In this model state1 and state2 are assigned to different and independent vocabularies. This means we cannot simply connect state1 and state2 in SPA actions because Nengo cannot know how to transform (“cast”) from one vocabulary to the other vocabulary. We are required to tell Nengo how we want to do this cast. Currently there two methods implemented.

Reinterpretation¶

The reinterpret method can only be used with vocabularies of the same dimension. It will not change the semantic pointer passed from one state to the other, but changes it interpretation.

[3]:

d1 = 16
d2 = 16
vocab1 = spa.Vocabulary(d1, pointer_gen=rng)
vocab1.populate("A")
vocab2 = spa.Vocabulary(d2, pointer_gen=rng)
vocab2.populate("A")

with spa.Network() as model:
    state1 = spa.State(vocab=vocab1)
    state2 = spa.State(vocab=vocab2)
    spa.sym.A >> state1
    spa.reinterpret(state1) >> state2

    p = nengo.Probe(state2.output, synapse=0.03)

[4]:

with nengo.Simulator(model) as sim:
    sim.run(0.5)

[5]:

plt.plot(sim.trange(), spa.similarity(sim.data[p], vocab1), label="vocab1")
plt.plot(sim.trange(), spa.similarity(sim.data[p], vocab2), label="vocab2")
plt.xlabel("Time [s]")
plt.ylabel("Similarity")
plt.legend(loc="best")

[5]:

<matplotlib.legend.Legend at 0x7f649ade4280>

../_images/examples_vocabulary-casting_7_1.png

Translation¶

Translation matches the vocabularies by the keys and uses the outer product of the corresponding semantic pointers as a transformation matrix to transform vectors from one vocabulary to another vocabulary.

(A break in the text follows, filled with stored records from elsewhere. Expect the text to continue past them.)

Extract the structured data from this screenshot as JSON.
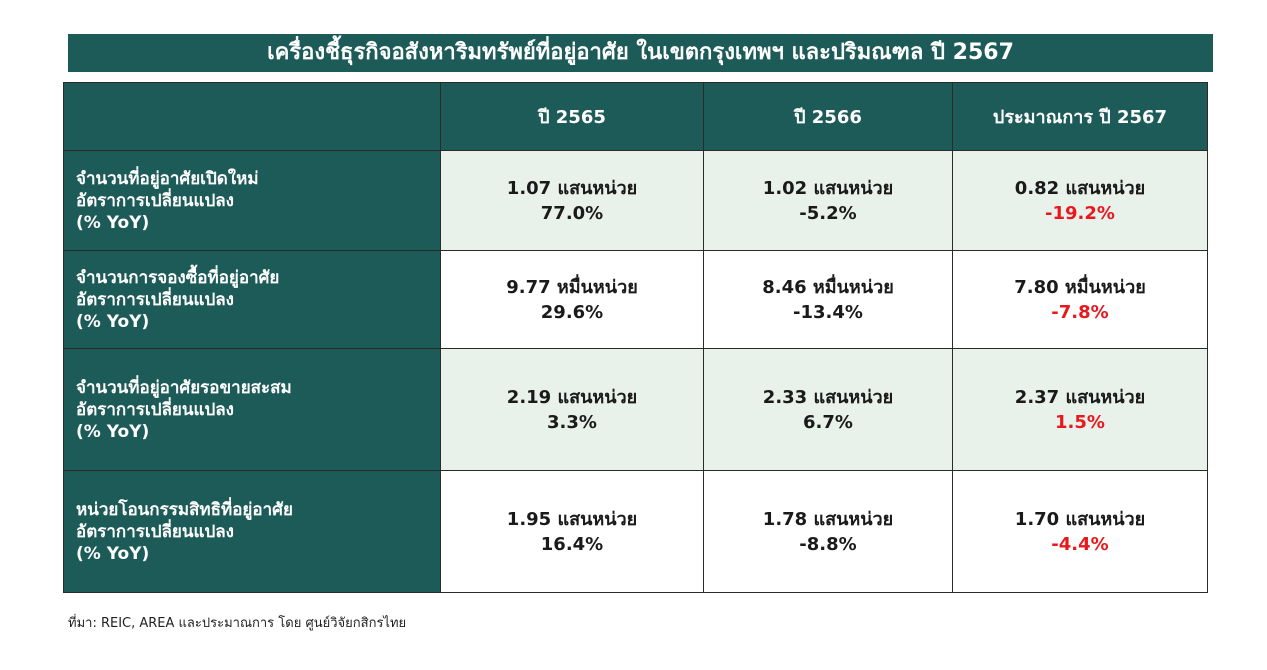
{
  "header": {
    "title": "เครื่องชี้ธุรกิจอสังหาริมทรัพย์ที่อยู่อาศัย ในเขตกรุงเทพฯ และปริมณฑล ปี 2567"
  },
  "table": {
    "columns": [
      "ปี 2565",
      "ปี 2566",
      "ประมาณการ ปี 2567"
    ],
    "rows": [
      {
        "label": [
          "จำนวนที่อยู่อาศัยเปิดใหม่",
          "อัตราการเปลี่ยนแปลง",
          " (% YoY)"
        ],
        "cells": [
          [
            "1.07 แสนหน่วย",
            "77.0%"
          ],
          [
            "1.02 แสนหน่วย",
            "-5.2%"
          ],
          [
            "0.82 แสนหน่วย",
            "-19.2%"
          ]
        ]
      },
      {
        "label": [
          "จำนวนการจองซื้อที่อยู่อาศัย",
          "อัตราการเปลี่ยนแปลง",
          "(% YoY)"
        ],
        "cells": [
          [
            "9.77 หมื่นหน่วย",
            "29.6%"
          ],
          [
            "8.46 หมื่นหน่วย",
            "-13.4%"
          ],
          [
            "7.80 หมื่นหน่วย",
            "-7.8%"
          ]
        ]
      },
      {
        "label": [
          "จำนวนที่อยู่อาศัยรอขายสะสม",
          "อัตราการเปลี่ยนแปลง",
          "(% YoY)"
        ],
        "cells": [
          [
            "2.19 แสนหน่วย",
            "3.3%"
          ],
          [
            "2.33 แสนหน่วย",
            "6.7%"
          ],
          [
            "2.37 แสนหน่วย",
            "1.5%"
          ]
        ]
      },
      {
        "label": [
          "หน่วยโอนกรรมสิทธิที่อยู่อาศัย",
          "อัตราการเปลี่ยนแปลง",
          "(% YoY)"
        ],
        "cells": [
          [
            "1.95 แสนหน่วย",
            "16.4%"
          ],
          [
            "1.78 แสนหน่วย",
            "-8.8%"
          ],
          [
            "1.70 แสนหน่วย",
            "-4.4%"
          ]
        ]
      }
    ]
  },
  "footer": {
    "source": "ที่มา: REIC, AREA และประมาณการ โดย ศูนย์วิจัยกสิกรไทย"
  }
}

This works also with vocabularies of differing dimensionality.

[6]:

d1 = 16
d2 = 32
vocab1 = spa.Vocabulary(d1, pointer_gen=rng)
vocab1.populate("A")
vocab2 = spa.Vocabulary(d2, pointer_gen=rng)
vocab2.populate("A")

with spa.Network() as model:
    state1 = spa.State(vocab=vocab1)
    state2 = spa.State(vocab=vocab2)
    spa.sym.A >> state1
    spa.translate(state1, vocab2) >> state2

    p = nengo.Probe(state2.output, synapse=0.03)

[7]:

with nengo.Simulator(model) as sim:
    sim.run(0.5)

[8]:

plt.plot(sim.trange(), spa.similarity(sim.data[p], vocab2), label="vocab2")
plt.xlabel("Time [s]")
plt.ylabel("Similarity")
plt.legend(loc="best")

[8]:

<matplotlib.legend.Legend at 0x7f649adcbf40>

../_images/examples_vocabulary-casting_11_1.png

Further options¶

Both translate and reinterpret try to infer the target vocabularies, but this might not be possible in all cases. Thus, both functions take an additional argument which can either be a SPA module or a vocabulary. If it is a SPA module (e.g., translate(state1, state2)), that module’s vocabulary will be used as target vocabulary. If it is a vocabulary, the given vocabulary will be used as target vocabulary (e.g., translate(state1, vocab2)). Note that in the latter case a dictionary specifying the names and vocabularies has to be passed as the vocabs argument to the Actions instance like so: Actions('translate(state1, vocab2) -> state2').

Note that you can give the second argument to translate and reinterpret also as a keyword argument (e.g., translate(state1, vocab=state2).